Woman witnesses house fire: urges everyone to install smoke alarms

Hoover Fire Fighters
Hoover Fire Fighters

HOOVER, AL (WBRC) - It's no secret that smoke detectors save lives. But knowing that, doesn't always mean homeowners install them. Just ask Michelle Fogle.

"I've been here about four years and never made it a priority until I witnessed a house go up in flames," says Fogle.

She saw the house across the street from hers burn down a few weeks ago. She was the one who called the fire department. Now she wants everyone to make the effort to get their fire safety plans in place.

"I highly recommend spending the little bit of money to protect your family's safety," urges Fogle. "After seeing something like that, the next day I went and purchased fire extinguishers and carbon monoxide fire detectors and installed them."

That's why she invited Hoover Fire Fighters to her house today, to check her home for any potential fire dangers. The home inspections are a free service offered by most departments.

Fire Inspector RW Wilkey says he wishes more people would take advantage of it.

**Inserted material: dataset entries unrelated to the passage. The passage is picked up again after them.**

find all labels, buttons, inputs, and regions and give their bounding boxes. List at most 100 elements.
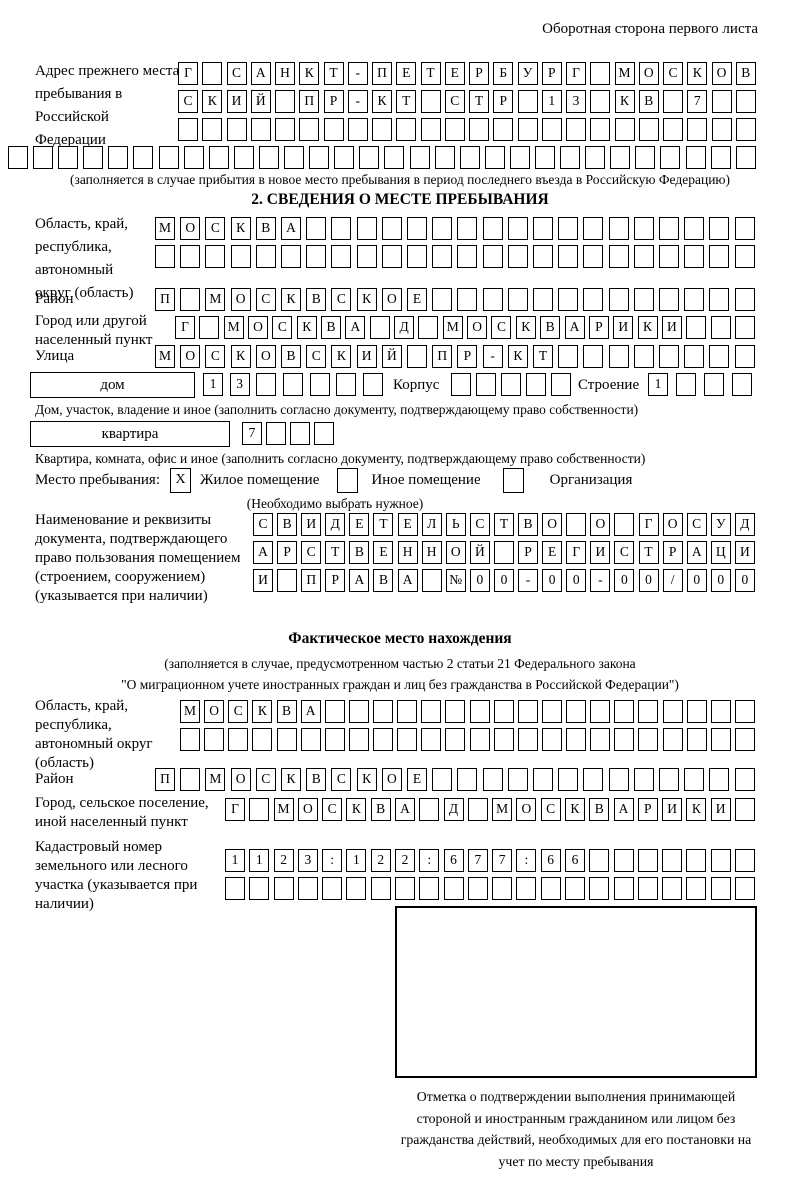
char-cell — [583, 245, 604, 268]
char-cell: Т — [325, 541, 346, 564]
char-cell — [183, 146, 204, 169]
char-cell: О — [297, 798, 318, 821]
char-cell — [432, 245, 453, 268]
char-cell: П — [155, 768, 175, 791]
char-cell — [734, 877, 755, 900]
char-cell — [407, 217, 428, 240]
kvartira-box: квартира — [30, 421, 230, 447]
char-cell — [180, 728, 200, 751]
char-cell — [614, 700, 635, 723]
char-cell: О — [590, 513, 611, 536]
char-cell — [583, 217, 604, 240]
char-cell: И — [356, 345, 377, 368]
char-cell: К — [507, 345, 528, 368]
char-cell — [178, 118, 198, 141]
char-cell: К — [372, 90, 392, 113]
char-cell — [482, 217, 503, 240]
char-cell — [662, 877, 683, 900]
char-cell: Т — [469, 90, 489, 113]
char-cell — [614, 728, 635, 751]
char-cell — [284, 146, 305, 169]
char-cell: С — [205, 217, 226, 240]
char-cell — [407, 345, 428, 368]
stroenie-row: 1 — [648, 373, 752, 396]
char-cell: Д — [443, 798, 464, 821]
char-cell — [711, 118, 732, 141]
char-cell — [533, 217, 554, 240]
prev-address-row-4 — [8, 146, 756, 169]
char-cell — [517, 118, 538, 141]
char-cell — [493, 118, 514, 141]
char-cell — [590, 118, 611, 141]
ulitsa-label: Улица — [35, 348, 75, 364]
char-cell — [205, 245, 226, 268]
fact-gorod-label: Город, сельское поселение, иной населенн… — [35, 795, 209, 830]
char-cell: И — [662, 798, 683, 821]
char-cell — [585, 146, 606, 169]
char-cell — [314, 422, 334, 445]
char-cell — [583, 288, 604, 311]
char-cell — [590, 728, 611, 751]
char-cell: Т — [420, 62, 441, 85]
char-cell — [709, 217, 730, 240]
char-cell — [467, 877, 488, 900]
char-cell — [199, 316, 220, 339]
char-cell: А — [300, 700, 321, 723]
char-cell: И — [710, 798, 731, 821]
char-cell — [469, 118, 489, 141]
char-cell: В — [589, 798, 610, 821]
char-cell — [381, 245, 402, 268]
char-cell: К — [331, 345, 352, 368]
char-cell — [276, 728, 297, 751]
char-cell — [348, 700, 369, 723]
char-cell: П — [372, 62, 392, 85]
char-cell — [331, 245, 352, 268]
char-cell — [252, 728, 273, 751]
char-cell — [443, 877, 464, 900]
page-side-note: Оборотная сторона первого листа — [542, 21, 758, 37]
stamp-caption: Отметка о подтверждении выполнения прини… — [400, 1089, 752, 1169]
char-cell — [566, 728, 586, 751]
char-cell: В — [735, 62, 756, 85]
char-cell — [517, 728, 538, 751]
char-cell — [469, 700, 490, 723]
char-cell — [58, 146, 79, 169]
char-cell — [397, 728, 418, 751]
char-cell: Т — [373, 513, 394, 536]
char-cell — [709, 288, 730, 311]
char-cell — [633, 245, 654, 268]
dom-box: дом — [30, 372, 195, 398]
char-cell: 0 — [686, 569, 707, 592]
option-label-inoe: Иное помещение — [371, 472, 481, 488]
oblast-row-2 — [155, 245, 755, 268]
char-cell — [608, 245, 629, 268]
char-cell — [457, 288, 478, 311]
char-cell — [420, 90, 441, 113]
char-cell — [710, 316, 731, 339]
char-cell — [590, 700, 611, 723]
char-cell: 7 — [492, 849, 513, 872]
char-cell — [533, 768, 554, 791]
char-cell: 0 — [493, 569, 514, 592]
char-cell — [356, 217, 377, 240]
char-cell: О — [255, 345, 276, 368]
char-cell: С — [444, 90, 465, 113]
char-cell: Г — [566, 62, 586, 85]
char-cell: О — [180, 217, 201, 240]
char-cell — [226, 118, 247, 141]
char-cell — [397, 700, 418, 723]
char-cell — [608, 288, 629, 311]
char-cell — [373, 700, 393, 723]
char-cell: В — [370, 798, 391, 821]
char-cell — [734, 288, 755, 311]
char-cell: Е — [542, 541, 563, 564]
char-cell: И — [226, 90, 247, 113]
char-cell — [180, 288, 201, 311]
char-cell — [202, 62, 223, 85]
char-cell — [662, 849, 683, 872]
char-cell — [381, 217, 402, 240]
char-cell — [540, 877, 561, 900]
char-cell: К — [637, 316, 658, 339]
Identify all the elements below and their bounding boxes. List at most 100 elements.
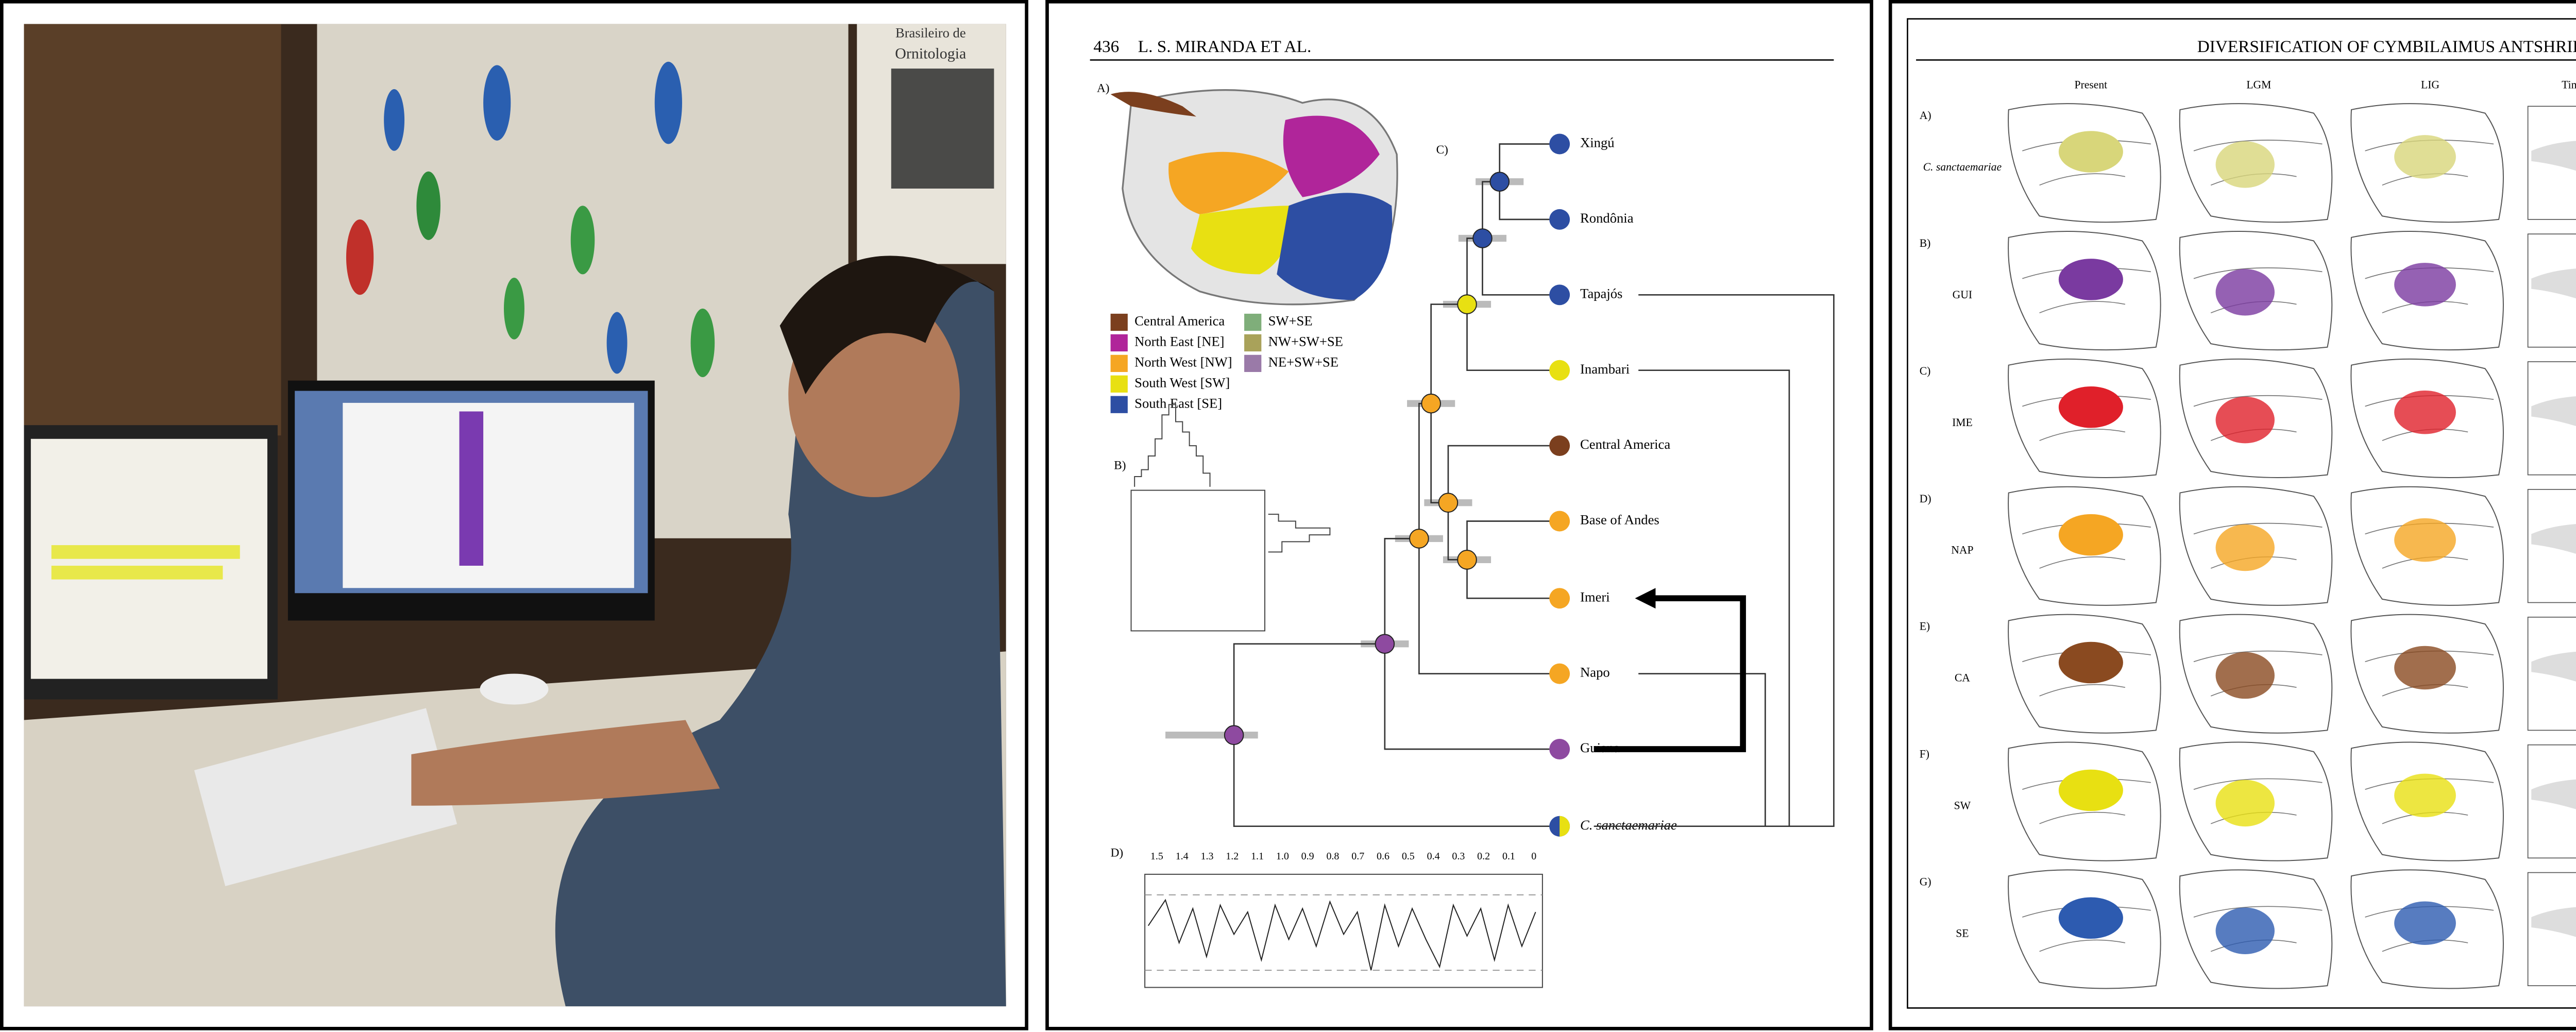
distribution — [2058, 259, 2123, 300]
column-header: Time (Myr) — [2562, 78, 2576, 91]
distribution — [2215, 652, 2275, 699]
distribution — [2058, 514, 2123, 556]
skyline — [2531, 396, 2576, 427]
left-page: 436 L. S. MIRANDA ET AL. Central America… — [1045, 0, 1873, 1030]
axis-label: 1.2 — [1226, 851, 1239, 862]
legend-label: Central America — [1134, 313, 1225, 329]
axis-label: 0.4 — [1427, 851, 1440, 862]
distribution — [2215, 524, 2275, 571]
node — [1472, 228, 1493, 248]
distribution — [2394, 646, 2456, 690]
legend-label: NE+SW+SE — [1268, 354, 1338, 369]
skyline — [2531, 141, 2576, 171]
axis-label: 1.4 — [1176, 851, 1189, 862]
axis-label: 1.0 — [1276, 851, 1289, 862]
column-header: LIG — [2421, 78, 2439, 91]
distribution — [2215, 141, 2275, 188]
tip-dot — [1549, 133, 1570, 155]
skyline — [2531, 779, 2576, 809]
row-label: C) — [1920, 365, 1931, 377]
axis-label: 0.8 — [1326, 851, 1339, 862]
axis-label: 0.1 — [1502, 851, 1515, 862]
node — [1375, 634, 1395, 654]
panel-label: C) — [1436, 143, 1448, 157]
tip-dot — [1549, 663, 1570, 684]
node — [1421, 393, 1441, 414]
tip-label: Xingú — [1580, 135, 1615, 150]
tip-dot — [1549, 360, 1570, 381]
distribution — [2058, 897, 2123, 939]
row-name: C. sanctaemariae — [1923, 161, 2002, 173]
tip-label: Imeri — [1580, 589, 1610, 604]
map-a — [1110, 89, 1398, 306]
skyline-frame — [2527, 106, 2576, 220]
tip-dot — [1549, 284, 1570, 306]
panel-label: A) — [1097, 81, 1110, 95]
row-name: SW — [1954, 799, 1971, 811]
poster-birds — [346, 61, 715, 377]
tip-dot — [1549, 739, 1570, 759]
axis-label: 1.5 — [1150, 851, 1163, 862]
row-label: E) — [1920, 620, 1930, 633]
distribution — [2394, 901, 2456, 945]
legend-label: North West [NW] — [1134, 354, 1232, 369]
row-label: A) — [1920, 109, 1931, 122]
row-label: G) — [1920, 875, 1931, 888]
tip-label: Rondônia — [1580, 210, 1634, 226]
row-name: GUI — [1953, 289, 1972, 301]
axis-label: 0.7 — [1351, 851, 1364, 862]
column-header: LGM — [2246, 78, 2271, 91]
distribution — [2058, 641, 2123, 684]
skyline-frame — [2527, 233, 2576, 348]
tip-half — [1560, 816, 1570, 837]
distribution — [2215, 396, 2275, 444]
axis-label: 0.2 — [1477, 851, 1490, 862]
row-name: CA — [1955, 672, 1970, 684]
legend-label: NW+SW+SE — [1268, 334, 1343, 349]
legend-swatch — [1244, 313, 1262, 331]
legend-swatch — [1110, 334, 1128, 352]
distribution — [2215, 269, 2275, 316]
legend-label: SW+SE — [1268, 313, 1313, 329]
row-label: D) — [1920, 493, 1931, 505]
tip-dot — [1549, 588, 1570, 609]
axis-label: 0.9 — [1301, 851, 1314, 862]
distribution — [2058, 386, 2123, 428]
legend-swatch — [1110, 396, 1128, 413]
node — [1224, 725, 1244, 746]
tip-dot — [1549, 435, 1570, 456]
panel-d — [1144, 873, 1543, 988]
connector — [1594, 294, 1835, 827]
migration-arrow — [1594, 595, 1746, 752]
axis-label: 0.6 — [1377, 851, 1389, 862]
tip-dot — [1549, 209, 1570, 230]
poster-text: Ornitologia — [895, 45, 966, 62]
tip-label: C. sanctaemariae — [1580, 817, 1677, 833]
legend-swatch — [1110, 375, 1128, 393]
poster-text: Brasileiro de — [895, 25, 966, 41]
skyline — [2531, 268, 2576, 299]
panel-d-axis: 1.5 1.4 1.3 1.2 1.1 1.0 0.9 0.8 0.7 0.6 0.5 0.4 0.3 0… — [1150, 851, 1536, 862]
node — [1438, 493, 1459, 513]
distribution — [2058, 769, 2123, 811]
distribution — [2215, 907, 2275, 954]
row-label: B) — [1920, 237, 1931, 249]
running-head: DIVERSIFICATION OF CYMBILAIMUS ANTSHRIKE… — [2197, 37, 2576, 56]
distribution — [2394, 263, 2456, 307]
legend-swatch — [1110, 354, 1128, 373]
axis-label: 0.3 — [1452, 851, 1465, 862]
axis-label: 0 — [1531, 851, 1536, 862]
skyline-frame — [2527, 744, 2576, 859]
tip-dot — [1549, 511, 1570, 532]
tree: Xingú Rondônia Tapajós Inambari Central Amer… — [1165, 133, 1677, 837]
skyline — [2531, 907, 2576, 937]
axis-label: 1.1 — [1251, 851, 1264, 862]
panel-label: D) — [1111, 846, 1124, 859]
node — [1409, 529, 1429, 549]
node — [1457, 550, 1477, 570]
tip-label: Tapajós — [1580, 285, 1622, 301]
row-name: SE — [1956, 927, 1969, 939]
legend-swatch — [1110, 313, 1128, 331]
node — [1489, 172, 1510, 192]
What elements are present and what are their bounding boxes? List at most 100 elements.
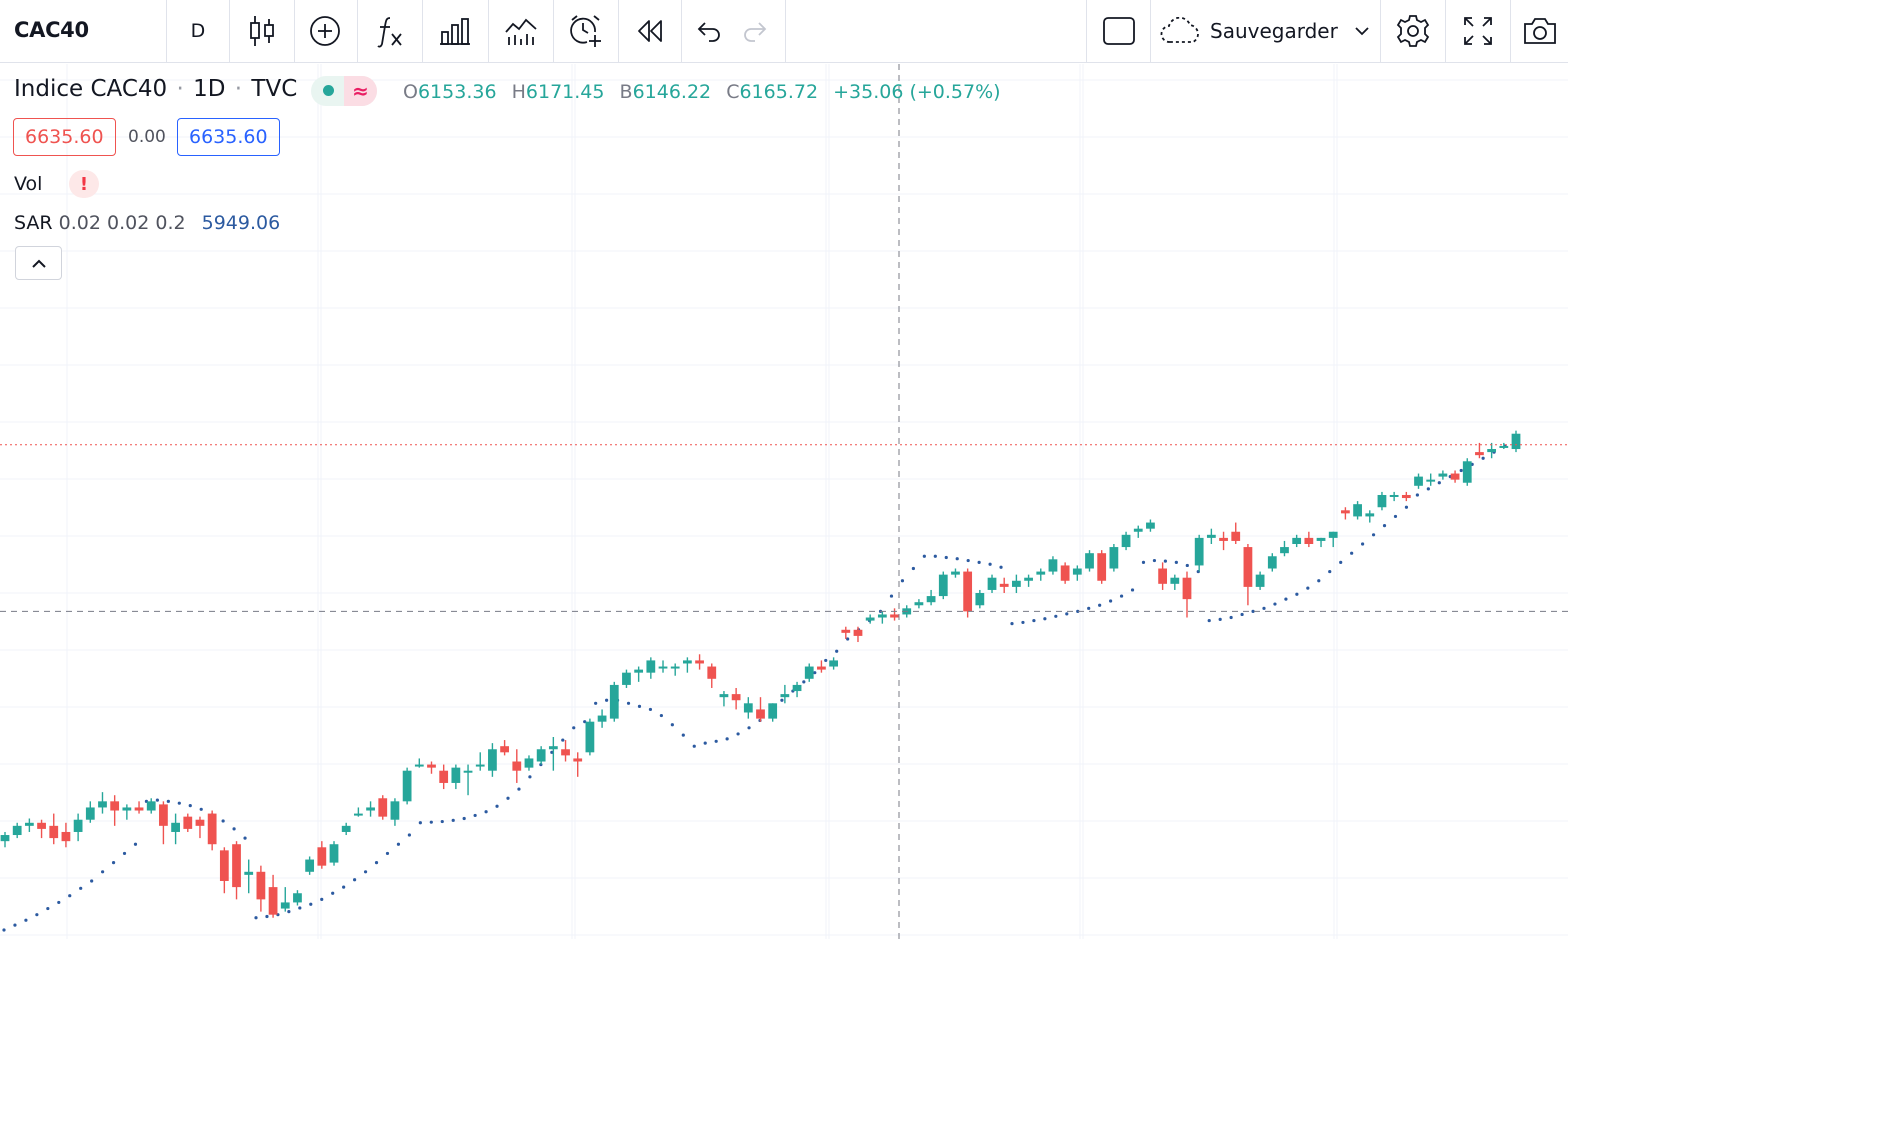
candle-body [695, 660, 704, 664]
sar-dot [1054, 614, 1058, 618]
candle [1414, 473, 1423, 489]
layout-button[interactable] [1093, 8, 1145, 54]
candle-body [999, 583, 1009, 587]
sar-dot [637, 704, 642, 708]
candle-body [1280, 547, 1289, 554]
redo-button[interactable] [734, 8, 776, 54]
chevron-up-icon [31, 254, 47, 273]
candle [963, 568, 973, 618]
symbol-search-button[interactable]: CAC40 [14, 18, 89, 42]
alert-button[interactable] [559, 8, 613, 54]
candle-body [159, 804, 168, 826]
collapse-legend-button[interactable] [15, 246, 62, 280]
candle [1511, 430, 1521, 453]
sell-price-button[interactable]: 6635.60 [13, 118, 116, 156]
candle [951, 568, 960, 578]
candle-body [110, 801, 120, 811]
candle-body [1328, 531, 1338, 538]
sar-dot [977, 560, 981, 564]
sar-dot [561, 738, 565, 742]
sar-dot [528, 775, 532, 779]
candle-body [987, 577, 997, 590]
toolbar-divider [785, 0, 786, 62]
warning-icon[interactable]: ! [69, 170, 99, 198]
candle-body [219, 850, 229, 881]
financials-button[interactable] [428, 8, 482, 54]
sar-dot [988, 562, 992, 566]
candle [719, 691, 729, 707]
candle-body [707, 666, 717, 679]
candle-body [305, 859, 315, 872]
candle-body [597, 715, 607, 722]
candle [183, 813, 193, 832]
candle-body [1012, 580, 1021, 587]
sar-indicator-legend[interactable]: SAR 0.02 0.02 0.2 5949.06 [14, 212, 280, 234]
sar-dot [835, 649, 839, 653]
candle-body [780, 694, 790, 698]
replay-button[interactable] [624, 8, 676, 54]
save-button[interactable]: Sauvegarder [1160, 8, 1375, 54]
sar-dot [24, 918, 28, 922]
candle [317, 841, 327, 869]
candle [171, 813, 180, 845]
undo-button[interactable] [688, 8, 730, 54]
candle [829, 657, 838, 670]
compare-symbol-button[interactable] [300, 8, 350, 54]
candle-body [171, 822, 180, 832]
candle [707, 663, 717, 688]
buy-price-button[interactable]: 6635.60 [177, 118, 280, 156]
candle [159, 801, 168, 845]
candle [1487, 442, 1497, 459]
sar-dot [594, 701, 598, 705]
candle [548, 737, 558, 771]
volume-indicator-label[interactable]: Vol [14, 173, 43, 195]
sar-dot [1382, 524, 1387, 528]
sar-dot [1163, 559, 1167, 563]
templates-button[interactable] [494, 8, 548, 54]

"We actually used to go around to neighborhoods and do random inspections, but now we go only if a homeowner calls us," says Wilkey.

The first thing they do, is check a home's smoke detector. Hoover Fire department will actually install the devices for free, thanks to a new grant.

"There are two different types of smoke detectors, one is quicker at picking up smoke, the other is quicker at sensing fast growing fires," says Wilkey.

Wilkey says if you don't know what kind of smoke detector to get, check the packaging carefully. Most will identify where they should be installed. Just one in the hall, is not enough.

"There should be one in each and every bedroom, just inside and above the door," says Wilkey. They should also be outside in the hall.

"Smoke detectors should be outside of all sleeping units. So if you have a split bedroom design house you should have one on one side of the house outside the bedrooms and one on the other side of the house."

If you have children in the house, Wilkey says you should consider a detector that talks, instead of beeps.

"There have been some studies in the past few years that found that children respond better to voice commands rather than the traditional beeping," says Wilkey.

Fogle says she urges everyone to have a smoke detector and fire extinguisher on hand.

"It's very important and you don't realize it until you actually see the devastation you can do."